The ego will demand many answers that cannot be given. It
will ask: if God is Love, why is there so much pain and suffering in the world?
How could a part of perfect Oneness be separate from Itself? How can
individuals exist? Though these are in the form of questions, they are really
statements, actually one statement: I
believe the ego, separation and individual consciousness are real, and I want
you to explain how they happened.
The seeming question is an attempt to seduce us into the
questioner’s web of separation. To attempt to answer the question, affirms the
underlying statement. The only way to truly answer the question is to come from
love. That means not letting the obvious differences in form keep us from
experiencing the less obvious oneness of content—either a call for love or an
expression of love.
Underlying the ego’s questions, doubts, fears and constant
shrieking is a call for love, a fervent plea: ‘Please help me realize that the
separation is not real and I am wrong.
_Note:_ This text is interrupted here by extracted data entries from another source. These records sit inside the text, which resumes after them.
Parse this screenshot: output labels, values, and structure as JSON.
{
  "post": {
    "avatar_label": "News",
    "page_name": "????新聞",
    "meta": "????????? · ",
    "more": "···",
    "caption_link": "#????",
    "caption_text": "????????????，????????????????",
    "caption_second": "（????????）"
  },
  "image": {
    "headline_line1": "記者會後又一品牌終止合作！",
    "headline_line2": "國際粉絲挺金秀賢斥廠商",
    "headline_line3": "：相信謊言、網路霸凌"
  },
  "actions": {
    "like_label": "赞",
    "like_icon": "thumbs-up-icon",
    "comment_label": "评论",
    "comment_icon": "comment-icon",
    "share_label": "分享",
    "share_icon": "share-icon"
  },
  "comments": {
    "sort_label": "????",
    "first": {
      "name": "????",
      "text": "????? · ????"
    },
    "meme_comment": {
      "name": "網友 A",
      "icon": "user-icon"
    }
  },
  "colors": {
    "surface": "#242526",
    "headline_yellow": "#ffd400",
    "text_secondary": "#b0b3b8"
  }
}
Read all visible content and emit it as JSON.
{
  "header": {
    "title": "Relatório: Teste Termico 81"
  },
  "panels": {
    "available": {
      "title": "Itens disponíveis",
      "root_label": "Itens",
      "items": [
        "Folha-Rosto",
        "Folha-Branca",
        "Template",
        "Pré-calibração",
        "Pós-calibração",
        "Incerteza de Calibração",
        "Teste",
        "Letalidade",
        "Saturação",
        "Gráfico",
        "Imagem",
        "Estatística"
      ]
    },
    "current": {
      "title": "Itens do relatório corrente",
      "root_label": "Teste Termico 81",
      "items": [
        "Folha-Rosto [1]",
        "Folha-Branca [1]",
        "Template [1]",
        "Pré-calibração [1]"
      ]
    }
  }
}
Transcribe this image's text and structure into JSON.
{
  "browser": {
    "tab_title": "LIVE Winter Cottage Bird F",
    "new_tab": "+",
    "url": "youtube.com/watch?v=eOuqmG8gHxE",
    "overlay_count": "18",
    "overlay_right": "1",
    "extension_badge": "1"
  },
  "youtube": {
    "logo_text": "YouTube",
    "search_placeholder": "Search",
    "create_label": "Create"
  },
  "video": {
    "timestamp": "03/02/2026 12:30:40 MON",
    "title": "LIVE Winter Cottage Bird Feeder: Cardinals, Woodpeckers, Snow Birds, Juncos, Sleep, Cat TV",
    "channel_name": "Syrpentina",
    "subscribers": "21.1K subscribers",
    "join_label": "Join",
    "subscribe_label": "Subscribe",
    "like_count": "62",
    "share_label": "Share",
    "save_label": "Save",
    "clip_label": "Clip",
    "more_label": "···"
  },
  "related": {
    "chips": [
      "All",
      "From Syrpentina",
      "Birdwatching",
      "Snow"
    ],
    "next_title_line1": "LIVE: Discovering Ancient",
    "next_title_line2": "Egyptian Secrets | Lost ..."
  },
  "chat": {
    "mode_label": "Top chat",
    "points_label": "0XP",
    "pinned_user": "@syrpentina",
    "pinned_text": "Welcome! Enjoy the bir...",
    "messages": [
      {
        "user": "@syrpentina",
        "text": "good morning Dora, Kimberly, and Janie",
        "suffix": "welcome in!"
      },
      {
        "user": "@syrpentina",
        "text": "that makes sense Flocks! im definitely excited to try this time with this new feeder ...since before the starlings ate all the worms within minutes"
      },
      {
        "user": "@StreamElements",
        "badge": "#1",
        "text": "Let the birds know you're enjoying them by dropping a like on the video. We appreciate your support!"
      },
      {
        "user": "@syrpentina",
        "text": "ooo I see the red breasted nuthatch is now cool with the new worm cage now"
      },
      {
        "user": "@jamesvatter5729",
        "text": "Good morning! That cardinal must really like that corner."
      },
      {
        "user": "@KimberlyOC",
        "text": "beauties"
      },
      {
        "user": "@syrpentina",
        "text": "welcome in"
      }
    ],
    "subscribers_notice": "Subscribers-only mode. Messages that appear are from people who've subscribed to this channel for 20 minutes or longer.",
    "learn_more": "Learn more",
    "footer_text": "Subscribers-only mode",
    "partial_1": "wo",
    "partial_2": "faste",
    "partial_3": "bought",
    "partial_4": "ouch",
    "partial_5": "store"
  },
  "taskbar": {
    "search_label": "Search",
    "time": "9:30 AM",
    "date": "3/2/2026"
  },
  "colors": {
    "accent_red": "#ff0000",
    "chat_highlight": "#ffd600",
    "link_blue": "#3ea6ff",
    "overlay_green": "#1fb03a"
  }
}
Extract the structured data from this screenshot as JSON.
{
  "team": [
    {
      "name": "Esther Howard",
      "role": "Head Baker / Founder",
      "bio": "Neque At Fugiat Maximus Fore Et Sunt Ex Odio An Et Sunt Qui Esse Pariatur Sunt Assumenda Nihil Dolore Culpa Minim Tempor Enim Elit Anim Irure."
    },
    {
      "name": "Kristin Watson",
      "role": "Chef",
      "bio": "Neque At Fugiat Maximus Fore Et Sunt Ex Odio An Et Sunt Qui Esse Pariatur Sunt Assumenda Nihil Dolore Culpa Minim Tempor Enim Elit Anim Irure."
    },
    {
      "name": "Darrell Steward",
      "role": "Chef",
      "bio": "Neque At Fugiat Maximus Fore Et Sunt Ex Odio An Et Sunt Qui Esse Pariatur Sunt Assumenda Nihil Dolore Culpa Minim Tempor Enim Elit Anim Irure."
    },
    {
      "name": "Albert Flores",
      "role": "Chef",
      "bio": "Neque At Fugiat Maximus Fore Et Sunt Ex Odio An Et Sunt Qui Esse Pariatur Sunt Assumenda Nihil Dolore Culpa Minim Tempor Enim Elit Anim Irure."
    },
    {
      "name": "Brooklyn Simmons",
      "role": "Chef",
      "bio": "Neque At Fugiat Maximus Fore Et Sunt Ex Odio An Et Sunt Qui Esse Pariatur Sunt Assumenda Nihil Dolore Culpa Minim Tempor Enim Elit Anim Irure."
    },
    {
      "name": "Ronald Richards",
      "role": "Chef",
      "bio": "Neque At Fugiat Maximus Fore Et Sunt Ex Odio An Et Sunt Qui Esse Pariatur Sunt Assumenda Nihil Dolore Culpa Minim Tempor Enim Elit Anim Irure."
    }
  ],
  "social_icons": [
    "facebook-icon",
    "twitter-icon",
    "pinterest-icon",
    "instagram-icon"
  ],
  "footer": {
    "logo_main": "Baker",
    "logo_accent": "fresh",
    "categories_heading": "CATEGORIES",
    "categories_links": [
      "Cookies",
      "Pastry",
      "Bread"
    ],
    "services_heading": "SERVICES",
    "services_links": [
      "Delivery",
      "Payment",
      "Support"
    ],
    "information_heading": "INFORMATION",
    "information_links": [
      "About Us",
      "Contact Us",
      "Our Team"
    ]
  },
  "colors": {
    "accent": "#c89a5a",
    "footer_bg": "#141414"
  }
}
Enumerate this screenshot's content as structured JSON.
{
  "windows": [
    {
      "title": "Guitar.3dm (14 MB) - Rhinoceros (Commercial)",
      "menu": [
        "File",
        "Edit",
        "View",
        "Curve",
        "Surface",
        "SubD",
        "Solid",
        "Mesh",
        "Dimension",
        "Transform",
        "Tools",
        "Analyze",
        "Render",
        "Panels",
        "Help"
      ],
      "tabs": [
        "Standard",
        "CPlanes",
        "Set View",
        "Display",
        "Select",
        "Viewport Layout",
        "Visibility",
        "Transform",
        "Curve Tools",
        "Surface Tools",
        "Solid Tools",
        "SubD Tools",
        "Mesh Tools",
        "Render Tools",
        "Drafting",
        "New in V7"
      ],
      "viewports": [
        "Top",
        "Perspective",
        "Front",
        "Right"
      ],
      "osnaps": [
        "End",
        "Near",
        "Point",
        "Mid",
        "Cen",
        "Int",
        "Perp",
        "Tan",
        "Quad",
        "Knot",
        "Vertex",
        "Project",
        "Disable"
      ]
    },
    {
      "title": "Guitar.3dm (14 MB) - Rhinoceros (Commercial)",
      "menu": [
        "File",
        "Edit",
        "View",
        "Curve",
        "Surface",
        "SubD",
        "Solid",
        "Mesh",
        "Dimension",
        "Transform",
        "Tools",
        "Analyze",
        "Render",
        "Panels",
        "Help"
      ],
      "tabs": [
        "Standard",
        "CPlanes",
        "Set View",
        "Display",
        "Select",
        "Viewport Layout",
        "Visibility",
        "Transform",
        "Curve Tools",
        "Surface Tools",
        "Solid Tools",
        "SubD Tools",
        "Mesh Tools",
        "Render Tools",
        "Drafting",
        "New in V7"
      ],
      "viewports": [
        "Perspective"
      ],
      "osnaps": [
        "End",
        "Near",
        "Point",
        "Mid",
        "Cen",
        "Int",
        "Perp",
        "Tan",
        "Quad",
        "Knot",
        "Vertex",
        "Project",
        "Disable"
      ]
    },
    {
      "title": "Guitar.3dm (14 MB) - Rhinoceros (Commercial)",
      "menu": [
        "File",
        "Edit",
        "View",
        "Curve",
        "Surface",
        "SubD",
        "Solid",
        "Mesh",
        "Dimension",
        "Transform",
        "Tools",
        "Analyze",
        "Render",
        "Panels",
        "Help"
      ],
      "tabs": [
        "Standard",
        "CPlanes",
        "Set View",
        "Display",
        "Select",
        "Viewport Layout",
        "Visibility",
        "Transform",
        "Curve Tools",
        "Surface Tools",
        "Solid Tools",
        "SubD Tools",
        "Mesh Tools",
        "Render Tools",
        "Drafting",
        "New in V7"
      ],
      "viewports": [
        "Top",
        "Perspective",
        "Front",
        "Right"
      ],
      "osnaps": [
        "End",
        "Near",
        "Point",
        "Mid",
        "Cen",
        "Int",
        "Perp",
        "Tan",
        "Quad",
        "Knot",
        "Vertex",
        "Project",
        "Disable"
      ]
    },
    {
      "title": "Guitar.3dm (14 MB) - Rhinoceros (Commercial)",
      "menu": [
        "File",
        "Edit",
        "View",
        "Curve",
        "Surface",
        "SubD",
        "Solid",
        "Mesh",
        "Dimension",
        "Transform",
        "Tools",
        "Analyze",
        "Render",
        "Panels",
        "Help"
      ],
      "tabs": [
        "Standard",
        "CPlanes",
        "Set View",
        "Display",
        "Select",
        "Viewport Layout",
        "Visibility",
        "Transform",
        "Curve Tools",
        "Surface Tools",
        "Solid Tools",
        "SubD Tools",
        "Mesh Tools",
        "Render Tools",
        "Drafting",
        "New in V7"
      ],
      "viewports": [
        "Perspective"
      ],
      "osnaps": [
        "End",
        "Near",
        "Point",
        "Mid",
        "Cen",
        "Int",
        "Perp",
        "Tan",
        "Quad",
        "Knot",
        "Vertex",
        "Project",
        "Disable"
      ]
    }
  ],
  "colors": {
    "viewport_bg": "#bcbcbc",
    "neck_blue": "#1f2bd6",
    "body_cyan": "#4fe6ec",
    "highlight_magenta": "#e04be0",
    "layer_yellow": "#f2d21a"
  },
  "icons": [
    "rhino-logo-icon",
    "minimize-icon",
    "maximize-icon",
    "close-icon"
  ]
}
Help me shift and choose again.’ The
only way I can hear this call for love and respond appropriately, in a way the
questioner can hear and accept, is if I realize I am and want to be an
expression of love and want to answer without judgment, fear, anger or
impatience, as love would answer.
“The ego may ask,” The
Course says, “‘How did the impossible occur?’, ‘To what did the impossible
happen?’ and may ask this in many forms. Yet there is no answer; only an experience.
Seek only this and do not let theology delay you.”